Just create postgres database using
In [13]: !createdb MyEMPD
and then incorporate your data as
In [14]: !empd-admin createdb -db MyEMPD
Importing in postgresql://postgres@localhost/MyEMPD with /opt/conda/envs/empd-admin/bin/python /tmp/tmp0tzagvu0/postgres/scripts/import_into_empd2.py ./test.tsv --database-url postgresql://postgres@localhost/MyEMPD --no-dump
Then you can access it via
In [15]: !psql MyEMPD
Finishing a data contribution¶
When you are satisfied with your data contribution, you can finish the contribution.
This will remove all the intermediate working files (e.g. our new meta data
test.tsv
or the failed samples failures/failed.tsv
) and merge the new
data into the base meta file meta.tsv of the EMPD.

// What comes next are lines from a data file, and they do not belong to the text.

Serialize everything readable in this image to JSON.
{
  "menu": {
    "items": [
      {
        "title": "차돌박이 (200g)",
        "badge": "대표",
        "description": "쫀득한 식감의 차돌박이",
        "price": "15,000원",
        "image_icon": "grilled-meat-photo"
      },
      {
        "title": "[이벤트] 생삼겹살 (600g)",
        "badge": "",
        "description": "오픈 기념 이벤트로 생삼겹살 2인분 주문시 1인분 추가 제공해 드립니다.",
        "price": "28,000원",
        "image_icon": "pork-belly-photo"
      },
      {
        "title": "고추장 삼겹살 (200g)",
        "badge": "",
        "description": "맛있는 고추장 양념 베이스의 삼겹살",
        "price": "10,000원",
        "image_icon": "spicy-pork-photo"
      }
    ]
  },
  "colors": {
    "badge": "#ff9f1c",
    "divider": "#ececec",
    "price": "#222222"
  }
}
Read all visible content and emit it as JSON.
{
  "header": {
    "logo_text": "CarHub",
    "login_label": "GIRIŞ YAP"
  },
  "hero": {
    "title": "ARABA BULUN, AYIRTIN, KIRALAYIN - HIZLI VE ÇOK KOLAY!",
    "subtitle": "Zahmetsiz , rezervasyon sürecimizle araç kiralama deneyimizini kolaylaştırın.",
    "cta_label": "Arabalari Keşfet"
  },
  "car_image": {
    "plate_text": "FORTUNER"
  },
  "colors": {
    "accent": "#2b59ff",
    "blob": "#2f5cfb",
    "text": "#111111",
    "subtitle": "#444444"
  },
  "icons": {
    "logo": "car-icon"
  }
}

In [16]: !empd-admin finish --commit
Starting test run with /opt/conda/envs/empd-admin/bin/pytest --empd-meta=./test.tsv --markdown-report=/tmp/tmpir8lpohl_test/report.md --fix-db -v -k fix_sample_data_formatting --commit /tmp/tmpir8lpohl_test/tests/fixes.py
Importing in postgresql://postgres@localhost/tmpg0cldh3u_empd with /opt/conda/envs/empd-admin/bin/python /tmp/tmp0tzagvu0/postgres/scripts/import_into_empd2.py ./test.tsv --database-url postgresql://postgres@localhost/tmpg0cldh3u_empd
In [17]: log = !git log -8
....: print(log.n)
....:
commit 41a7c231847fe011be03372dae810e9de785b5f6
Author: EMPD-admin <postgres@b7da7f78ba1e>
Date: Thu Mar 12 13:52:57 2020 +0000
Removed test.tsv to finish the PR
commit 2ee018a237820eb5854a5960504adaec2e88e2e9
Author: EMPD-admin <postgres@b7da7f78ba1e>
Date: Thu Mar 12 13:52:57 2020 +0000
Removed extracted queries
commit 0ac6a167d70561207bc3a5b8acb46e6ac93894cb
Author: EMPD-admin <postgres@b7da7f78ba1e>
Date: Thu Mar 12 13:52:57 2020 +0000
Removed extracted failures
commit a9a2e637b547fb9da105ea386147dbe3756e1b10
Author: EMPD-admin <postgres@b7da7f78ba1e>
Date: Thu Mar 12 13:52:56 2020 +0000
Merged test.tsv into meta.tsv [skip ci]
commit 52eb2999f7d4fc3c1ad83fe4995f3614cef68581
Author: EMPD-admin <postgres@b7da7f78ba1e>
Date: Thu Mar 12 13:52:55 2020 +0000
Updated tab-delimited files from EMPD2 postgres database
commit b643a580791a1ff425ef5bc8d7517b53e72b4581
Author: EMPD-admin <postgres@b7da7f78ba1e>
Date: Thu Mar 12 13:52:52 2020 +0000
Removed postgres dump of test.tsv
commit 4c72300f0d0b2ff8fe5bdb59aa9ad0c5d0ed5083
Author: EMPD-admin <postgres@b7da7f78ba1e>
Date: Thu Mar 12 13:52:52 2020 +0000
Added postgres dump for test.tsv
commit 3a57ace27dade30e58d254469a1858d5576f3cec
Author: EMPD-admin <postgres@b7da7f78ba1e>
Date: Thu Mar 12 13:52:51 2020 +0000
Updated fixed tables
That’s it. Now we could merge this contribution into the EMPD from within Github.